Letter 3 – Underwing Caterpillar
Subject: Caterpillar Location: South Texas March 28, 2016 5:58 pm I live in south Texas. We lots of large oak trees. Found these caterpillars under the dead leaves on the ground. What kind of caterpillar is it? And should I be worried Signature: Luckylisa Dear Luckylisa, There is no cause for concern regarding this awesome Underwing Caterpillar from the genus Catocala, probably the Ilia Underwing, Catocala ilia. It is believe that the Ilia Underwing Caterpillar mimics lichens for camouflage. You can compare your individual to this posting from BugGuide.

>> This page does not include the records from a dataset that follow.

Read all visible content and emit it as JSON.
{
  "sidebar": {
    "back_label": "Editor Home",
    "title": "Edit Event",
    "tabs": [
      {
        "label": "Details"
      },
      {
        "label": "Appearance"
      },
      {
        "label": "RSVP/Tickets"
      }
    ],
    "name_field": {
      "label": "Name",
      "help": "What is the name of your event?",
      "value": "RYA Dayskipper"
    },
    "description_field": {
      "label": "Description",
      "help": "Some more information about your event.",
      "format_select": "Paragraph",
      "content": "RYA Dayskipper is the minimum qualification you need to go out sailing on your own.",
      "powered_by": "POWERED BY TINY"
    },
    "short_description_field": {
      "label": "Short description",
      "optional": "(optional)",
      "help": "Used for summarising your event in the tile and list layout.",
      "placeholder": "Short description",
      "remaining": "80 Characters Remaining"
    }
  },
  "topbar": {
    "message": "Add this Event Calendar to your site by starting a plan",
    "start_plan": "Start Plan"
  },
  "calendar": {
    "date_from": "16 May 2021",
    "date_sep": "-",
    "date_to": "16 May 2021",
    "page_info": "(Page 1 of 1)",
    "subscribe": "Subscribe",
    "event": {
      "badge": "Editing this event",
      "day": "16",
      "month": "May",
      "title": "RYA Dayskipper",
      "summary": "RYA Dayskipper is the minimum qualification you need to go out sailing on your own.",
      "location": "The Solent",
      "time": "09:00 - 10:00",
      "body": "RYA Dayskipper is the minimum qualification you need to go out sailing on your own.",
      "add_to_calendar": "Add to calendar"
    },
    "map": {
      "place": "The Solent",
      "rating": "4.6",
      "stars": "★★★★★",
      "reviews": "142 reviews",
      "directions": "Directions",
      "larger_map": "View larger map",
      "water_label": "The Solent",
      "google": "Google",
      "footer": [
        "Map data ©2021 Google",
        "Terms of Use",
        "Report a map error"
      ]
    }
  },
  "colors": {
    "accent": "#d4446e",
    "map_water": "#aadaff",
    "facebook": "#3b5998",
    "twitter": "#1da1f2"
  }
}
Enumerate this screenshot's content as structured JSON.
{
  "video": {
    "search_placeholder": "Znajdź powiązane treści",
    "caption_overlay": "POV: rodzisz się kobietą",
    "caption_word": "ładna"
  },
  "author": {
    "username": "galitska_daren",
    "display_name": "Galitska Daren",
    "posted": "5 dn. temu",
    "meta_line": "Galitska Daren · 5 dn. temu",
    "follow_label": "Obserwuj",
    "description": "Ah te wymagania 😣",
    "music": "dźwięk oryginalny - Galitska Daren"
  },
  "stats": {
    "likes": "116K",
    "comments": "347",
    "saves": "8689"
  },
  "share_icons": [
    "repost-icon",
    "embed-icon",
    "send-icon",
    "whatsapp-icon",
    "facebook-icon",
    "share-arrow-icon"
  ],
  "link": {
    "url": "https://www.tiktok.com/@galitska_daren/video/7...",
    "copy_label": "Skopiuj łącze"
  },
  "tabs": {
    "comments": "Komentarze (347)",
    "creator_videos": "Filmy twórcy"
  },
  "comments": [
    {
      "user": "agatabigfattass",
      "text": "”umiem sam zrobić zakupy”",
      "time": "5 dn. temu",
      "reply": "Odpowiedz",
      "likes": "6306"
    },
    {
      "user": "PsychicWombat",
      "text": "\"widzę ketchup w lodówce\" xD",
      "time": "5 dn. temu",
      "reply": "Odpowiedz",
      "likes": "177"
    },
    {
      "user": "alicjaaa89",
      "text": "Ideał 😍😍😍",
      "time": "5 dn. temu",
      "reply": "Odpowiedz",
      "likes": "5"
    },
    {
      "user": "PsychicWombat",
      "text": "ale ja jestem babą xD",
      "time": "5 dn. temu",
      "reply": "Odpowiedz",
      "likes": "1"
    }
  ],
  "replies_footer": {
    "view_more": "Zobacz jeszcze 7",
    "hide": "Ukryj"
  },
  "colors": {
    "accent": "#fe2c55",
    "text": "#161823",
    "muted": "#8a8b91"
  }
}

Letter 4 – Underwing Caterpillar
Subject: Insect larva? Location: Port Orchard, WA November 23, 2016 10:06 pm I found this critter on a wood fence in my garden on the west side of Puget Sound in western Washington state. I shot the attached picture during August. I tried to chase the i.d. down on the internet, but don’t have enough bug knowledge to find it. I’d love to hear your best guess. Thanks. Signature: Jim McCausland Dear Jim, This is the Caterpillar of an Underwing Moth in the genus Catocala. While we cannot be certain of the species, your individual does resemble this Ilia Underwing Caterpillar posted to BugGuide, and according to BugGuide, the species is found in Washington. According to BugGuide: “Larvae feed on leaves of oak” so we are curious if there is an oak tree near where the sighting occurred. Hi Daniel, Thanks so much for the i.d. Neither I nor my immediate neighbors have oak trees in the garden, but there is a native oak a few blocks away, plus some ornamental oaks the same distance. Maybe there are closer oaks in backyards that I can’t see from the street. But moths do fly, and I imagine a few blocks isn’t too far. Thanks again. Jim Thanks Jim, Other species of Underwings feed on other plants. According to BugGuide, the Charming Underwing feeds on apple and hawthorn, and it is reported from Alberta, Canada. Again, we are confident with the genus, not the species.
Letter 5 – Underwing Caterpillar
Subject: Big caterpillar Location: Milton, GA (North Georgia) April 16, 2017 9:38 am Saw this today in Milton, GA-he has a purplish underbelly. He moves like an inchworm, sort of. He’s pretty aggressive-flopped around as I was trying to get a photo. Signature: Melinda Dear Melinda, This is an Underwing Caterpillar from the genus Catocala, possibly Catocala ilia which is pictured on BugGuide. Many Underwing Caterpillars are good camouflage artists, mimicking lichen covered twigs.